Postkonventionelle Ebene:
moralisches Urteil, das auch über die gesellschaftlichen Normen und Werte hinaus geht
Beschreibe die Präkonventionelle Ebene.
- Orientierung an Strafe und Gehorsam
- > die erwarteten Konsequenzen einer Handlung bestimmen diese als “gut” oder “schlecht”
Beispiel: Folie 23
- Naiver instrumenteller Hedonismus
-> Richtig ist ein Handeln, das die eigenen Bedürfnisse befriedigt. Die Bedürfnisse von anderen werden im Sinne des pragmatischen Austausches anerkannt
(immer noch an Konsequenzen orientiert, aber stärker an den eigenen Bedürfnissen)
Beispiel: Folie 25
Beschreibe die Konventionelle Ebene
- Orientierung an zwischenmenschlicher Übereinstimmung
-> Richtig ist ein Handeln oder eine Absicht, die mit den Erwartungen der eigenen sozialen Bezugsgruppe übereinstimmt
(man sieht sich eher in einem sozialen Kontext)
Beispiel: Folie 27
- Orientierung an Gesetz und Ordnung
-> Richtig ist, die gegebene gesetzliche Ordnung zu respektieren und seine darin verankerten Pflichten zu erfüllen
(stärker an Gesetzgebung)
Beispiel: Folie 29
Beide Stufen= Welchen Eindruck mache ich? Wie sieht die Gesellschaft das?
Beschreibe die Postkonventionelle Ebene
- Orientierung am Gesellschaftsvertrag und an individuellen Rechten
- > Orientierung an allgemein anerkannten Persönlichkeitsrechten; gegebene gesetzliche Ordnungen werden als veränderbar angesehen
Beispiel: Folie 31
- Orientierung an universellen ethischen Prinzipien
- > Orientierung an abstrakten, universellen ethischen Prinzipien, wie z.B. an Kants Kategorischem Imperativ
Welche Kritik wurde an Kohlbergs Modell ausgeübt?
- Methode wird kritisiert (bestimmte Dilemmata evozieren bestimmtes Argumentationsmuster)

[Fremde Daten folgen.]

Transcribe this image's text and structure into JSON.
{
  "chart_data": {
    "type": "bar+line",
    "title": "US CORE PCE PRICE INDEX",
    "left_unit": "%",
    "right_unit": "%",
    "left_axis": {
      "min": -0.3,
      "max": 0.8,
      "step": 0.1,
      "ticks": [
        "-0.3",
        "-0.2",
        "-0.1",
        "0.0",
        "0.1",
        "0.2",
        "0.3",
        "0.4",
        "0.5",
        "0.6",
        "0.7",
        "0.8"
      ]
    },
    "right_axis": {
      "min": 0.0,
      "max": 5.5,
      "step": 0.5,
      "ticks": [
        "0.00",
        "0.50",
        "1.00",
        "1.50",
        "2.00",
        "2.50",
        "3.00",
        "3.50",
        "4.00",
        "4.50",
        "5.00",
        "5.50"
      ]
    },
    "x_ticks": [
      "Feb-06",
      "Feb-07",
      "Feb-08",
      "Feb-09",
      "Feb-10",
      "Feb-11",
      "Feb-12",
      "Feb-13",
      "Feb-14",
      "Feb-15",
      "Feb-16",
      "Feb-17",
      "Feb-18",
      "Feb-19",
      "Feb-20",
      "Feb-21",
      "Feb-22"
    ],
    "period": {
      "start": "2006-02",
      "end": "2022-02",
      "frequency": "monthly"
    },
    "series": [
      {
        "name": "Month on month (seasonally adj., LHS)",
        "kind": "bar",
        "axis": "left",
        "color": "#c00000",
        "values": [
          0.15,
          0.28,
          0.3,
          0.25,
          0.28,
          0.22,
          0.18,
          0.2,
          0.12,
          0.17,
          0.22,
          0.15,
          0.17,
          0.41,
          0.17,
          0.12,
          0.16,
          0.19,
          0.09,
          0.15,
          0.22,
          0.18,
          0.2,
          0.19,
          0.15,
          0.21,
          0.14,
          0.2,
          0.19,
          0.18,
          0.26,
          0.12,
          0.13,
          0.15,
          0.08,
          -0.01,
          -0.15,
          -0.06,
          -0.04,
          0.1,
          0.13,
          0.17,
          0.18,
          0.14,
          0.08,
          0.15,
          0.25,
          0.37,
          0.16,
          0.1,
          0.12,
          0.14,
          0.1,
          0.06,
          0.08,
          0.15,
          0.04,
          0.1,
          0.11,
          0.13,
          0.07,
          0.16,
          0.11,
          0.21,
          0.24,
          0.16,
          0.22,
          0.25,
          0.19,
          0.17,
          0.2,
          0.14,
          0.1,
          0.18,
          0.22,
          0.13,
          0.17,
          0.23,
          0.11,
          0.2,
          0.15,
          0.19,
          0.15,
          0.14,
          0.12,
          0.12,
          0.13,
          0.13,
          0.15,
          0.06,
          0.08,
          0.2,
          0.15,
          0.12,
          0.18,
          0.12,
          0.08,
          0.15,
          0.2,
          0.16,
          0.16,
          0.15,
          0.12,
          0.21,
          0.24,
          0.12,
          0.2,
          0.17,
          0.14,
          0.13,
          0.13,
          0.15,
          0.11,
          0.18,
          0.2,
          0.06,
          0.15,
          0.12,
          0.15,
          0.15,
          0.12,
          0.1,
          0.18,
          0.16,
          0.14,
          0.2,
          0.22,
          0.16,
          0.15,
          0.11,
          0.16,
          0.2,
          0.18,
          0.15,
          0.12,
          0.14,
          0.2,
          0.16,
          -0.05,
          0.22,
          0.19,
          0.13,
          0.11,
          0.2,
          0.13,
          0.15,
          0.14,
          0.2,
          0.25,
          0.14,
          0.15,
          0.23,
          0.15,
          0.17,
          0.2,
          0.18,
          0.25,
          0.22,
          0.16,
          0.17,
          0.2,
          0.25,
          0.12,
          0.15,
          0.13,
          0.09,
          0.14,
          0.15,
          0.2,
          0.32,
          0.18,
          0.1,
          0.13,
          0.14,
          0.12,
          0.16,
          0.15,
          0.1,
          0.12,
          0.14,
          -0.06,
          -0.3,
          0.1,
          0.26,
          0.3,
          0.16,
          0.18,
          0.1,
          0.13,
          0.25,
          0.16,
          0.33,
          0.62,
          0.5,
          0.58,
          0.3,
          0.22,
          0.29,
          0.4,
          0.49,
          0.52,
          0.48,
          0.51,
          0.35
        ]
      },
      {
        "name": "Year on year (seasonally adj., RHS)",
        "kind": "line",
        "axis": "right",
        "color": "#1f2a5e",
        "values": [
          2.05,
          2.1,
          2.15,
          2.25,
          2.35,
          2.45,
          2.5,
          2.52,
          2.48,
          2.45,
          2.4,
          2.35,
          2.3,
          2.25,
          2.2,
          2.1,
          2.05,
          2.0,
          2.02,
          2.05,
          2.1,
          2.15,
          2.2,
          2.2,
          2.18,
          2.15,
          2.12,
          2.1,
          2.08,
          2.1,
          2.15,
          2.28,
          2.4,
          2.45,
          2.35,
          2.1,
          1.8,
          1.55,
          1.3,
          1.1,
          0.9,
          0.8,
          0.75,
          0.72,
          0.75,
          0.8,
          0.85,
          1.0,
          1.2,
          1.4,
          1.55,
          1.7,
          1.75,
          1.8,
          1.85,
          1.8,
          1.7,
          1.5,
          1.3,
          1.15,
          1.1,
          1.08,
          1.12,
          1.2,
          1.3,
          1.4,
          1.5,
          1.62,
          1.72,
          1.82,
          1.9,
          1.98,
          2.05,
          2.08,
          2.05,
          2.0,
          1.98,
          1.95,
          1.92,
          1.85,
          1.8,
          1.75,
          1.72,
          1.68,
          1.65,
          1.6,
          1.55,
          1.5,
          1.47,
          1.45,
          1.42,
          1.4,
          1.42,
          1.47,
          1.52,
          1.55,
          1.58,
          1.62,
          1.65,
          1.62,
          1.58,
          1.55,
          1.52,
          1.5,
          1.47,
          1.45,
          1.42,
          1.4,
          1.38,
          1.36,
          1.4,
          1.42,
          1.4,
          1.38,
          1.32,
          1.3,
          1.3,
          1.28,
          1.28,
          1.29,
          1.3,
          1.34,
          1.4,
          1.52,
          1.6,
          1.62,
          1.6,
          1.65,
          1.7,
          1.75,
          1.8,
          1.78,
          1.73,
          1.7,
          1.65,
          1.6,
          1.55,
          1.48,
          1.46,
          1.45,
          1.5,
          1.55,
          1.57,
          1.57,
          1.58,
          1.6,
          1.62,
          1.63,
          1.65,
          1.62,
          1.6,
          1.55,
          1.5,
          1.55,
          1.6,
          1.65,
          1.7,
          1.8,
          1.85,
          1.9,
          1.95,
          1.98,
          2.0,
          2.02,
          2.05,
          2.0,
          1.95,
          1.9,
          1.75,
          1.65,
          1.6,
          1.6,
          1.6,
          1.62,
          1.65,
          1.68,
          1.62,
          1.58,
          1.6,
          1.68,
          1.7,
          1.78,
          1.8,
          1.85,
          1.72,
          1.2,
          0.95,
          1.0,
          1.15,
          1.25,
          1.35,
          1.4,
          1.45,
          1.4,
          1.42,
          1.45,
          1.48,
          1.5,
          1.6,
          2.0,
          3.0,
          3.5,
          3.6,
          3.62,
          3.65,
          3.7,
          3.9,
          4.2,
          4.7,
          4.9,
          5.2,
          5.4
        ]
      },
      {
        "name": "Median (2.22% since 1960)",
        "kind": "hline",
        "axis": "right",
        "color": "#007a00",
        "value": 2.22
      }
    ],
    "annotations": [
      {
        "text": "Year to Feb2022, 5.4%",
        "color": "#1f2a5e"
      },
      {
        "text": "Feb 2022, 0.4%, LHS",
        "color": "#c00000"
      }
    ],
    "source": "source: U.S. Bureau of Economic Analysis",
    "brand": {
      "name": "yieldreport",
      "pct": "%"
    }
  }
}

- Geschlechtsunterschiede (haben Männer und Frauen eine unterschiedliche Moral? ABER: wenn Bildung kontrolliert wird, verschwinden Geschlechtsunterschiede meistens)
- Zusammenhang zwischen moralischem Urteilen und Handeln unklar
(inwieweit manifestiert sich moralisches Urteilen in moralischem Handeln? - s. Folie 36) - universeller Geltungsanspruch
- zu kognitiv (fehlen von Ansätzen zu Gefühlen und Empathie sowie Bezug zu Identität)
- Dilemmasituationen (z.B. auf Hunger stehlen) sind komplex und können größere Probleme bei der Verarbeitung bereiten als die Beurteilung prototypischer Regelverletzungen (Schlagen, Stehlen, etc.)